Skeptics Accuse Students of Buttering Up the Teacher
Several readers are skeptical of a high school teacher’s report that her students listed among their 12 favorite books such mid-century classics as “The Great Gatsby,” “The Grapes of Wrath,” “Animal Farm,” “All Quiet on the Western Front” and “1984.”
Christine Baron, an English teacher at Fountain Valley High School, had also named “To Kill a Mockingbird,” “Hamlet,” “Huckleberry Finn,” “Death of a Salesman,” “Of Mice and Men,” “Gone With the Wind” and “The Scarlet Letter” as among those her students called “most impressive.”
I noted that I had read all but “To Kill a Mockingbird” and “Gone With the Wind” in my youth, and that I was delighted that young people were still reading them.
Several readers suggested that the books were assigned reading, and that the students were merely buttering up their teacher by listing them as among their favorites.
The absence of any “popular books,” says R. J. Halbert, “could mean that students are reading only the books they are forced to. This does not imply any student preference for older ‘classic’ books, only the absence of competition.”
Kordyan Lewandowski Ph.D. and Jaime R. Rios, paralegal supervisor, say they were so “amazed” by my column that they were moved to write their first letter to an editor. “We have always asked, ‘Who cares what an editor thinks?’ (Who even supposes that an editor does think?) Mr. Smith, however, cannot be allowed to pass unchastised.
“College-bound students are as adept at ‘sucking up’ as other students. Any student taking a quiz is going to give the response that the (sic) thinks teacher wants.” (Was that the supposed to be she or they ? Of course they , being plural, does not agree in number with the singular noun student or verb thinks , but maybe they used it to avoid a sexist he or the awkward he or she .)
“College-bound students have never read anything that wasn’t assigned, so of course assigned texts will be ‘most impressive’ to them. That’s the only thing they know, and anything can be top of a list composed only of itself.” (Let’s try to ignore “a list composed only of itself.”)

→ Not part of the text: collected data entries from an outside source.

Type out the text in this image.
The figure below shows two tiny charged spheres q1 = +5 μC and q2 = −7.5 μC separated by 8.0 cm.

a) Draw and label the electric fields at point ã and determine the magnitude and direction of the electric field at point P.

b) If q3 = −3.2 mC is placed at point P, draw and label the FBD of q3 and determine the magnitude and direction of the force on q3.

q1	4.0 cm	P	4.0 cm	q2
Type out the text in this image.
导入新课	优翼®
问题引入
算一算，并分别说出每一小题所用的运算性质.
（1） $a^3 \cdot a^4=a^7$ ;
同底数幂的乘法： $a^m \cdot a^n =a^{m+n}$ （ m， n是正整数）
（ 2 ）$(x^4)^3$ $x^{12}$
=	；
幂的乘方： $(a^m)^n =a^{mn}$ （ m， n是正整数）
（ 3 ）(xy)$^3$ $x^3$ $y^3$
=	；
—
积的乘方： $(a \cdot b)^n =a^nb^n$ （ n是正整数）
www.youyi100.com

They go on: “A teacher who can’t recognize this is unfit for her present position. A newspaper writer or editor who can’t tell the teacher to be less naive is fit for nothing but his present positions.” (Evidently they used positions there because they were talking about both writers and editors. But of course I’m only a writer, and have only one position. Looks like another number problem.)
And what can you make of this sentence: “As a former high school teacher and graduates of California high schools, it is obvious to us that this list proves one (or both) of our theories.”
(That’s the kind of grammar one sinks into when two sign the same letter.)
I always wonder about letters signed by two people. Does one write the letter and the other merely sign it? Or do they take turns writing alternate paragraphs? Or does one tell the other what to write?
By the way, Baron says several of the books on her students’ lists were assigned reading, but they were told that they could list any books they had read.
Lewandowski and Rios sound a bit too cynical to me in asserting that “college-bound students have never read anything that wasn’t assigned.” As I have said, I read 10 of the 12 books, and the only one assigned, believe it or not, was “The Scarlet Letter.”
Don McKenzie does not doubt that the students read the books, but wonders why they were all fiction. “How could you be delighted by a choice of books that included not one nonfiction tome? Entertaining yourself by reading novels is preferable to watching ‘sex and violence’ on TV, to be sure, but does not show much intellectual curiosity about the nature of the universe.”
Baron is an English teacher, not a history teacher. I assume the students were assigned to read history in their history classes. Anyway, novels teach us more about life in other times than history books.
Tom Wood of Santa Monica writes that he taught history for 30 years in Santa Monica schools and that one book he required his students to read was “All Quiet on the Western Front.”
“If you had read my students’ remarks about this book, you wouldn’t have been surprised at seeing it on Ms. Baron’s list. ‘Best book I’ve ever read.’ ‘If there were more books like that I would read all the time.’ Never had a negative reaction.”
Jim Kline of Lakewood suggests teachers assign more contemporary books such as “Catch 22,” “One Flew Over the Cuckoo’s Nest,” “Slaughterhouse Five,” “Zen and the Art of Motorcycle Maintenance,” or “Even Cowgirls Get the Blues.”
“Come on,” he says, “a 17-year-old who prefers Hamlet’s Angst to Sissy Hankshaw’s thumbs? Get real?”
I don’t know who Sissy Hankshaw is, but I’m going to find out.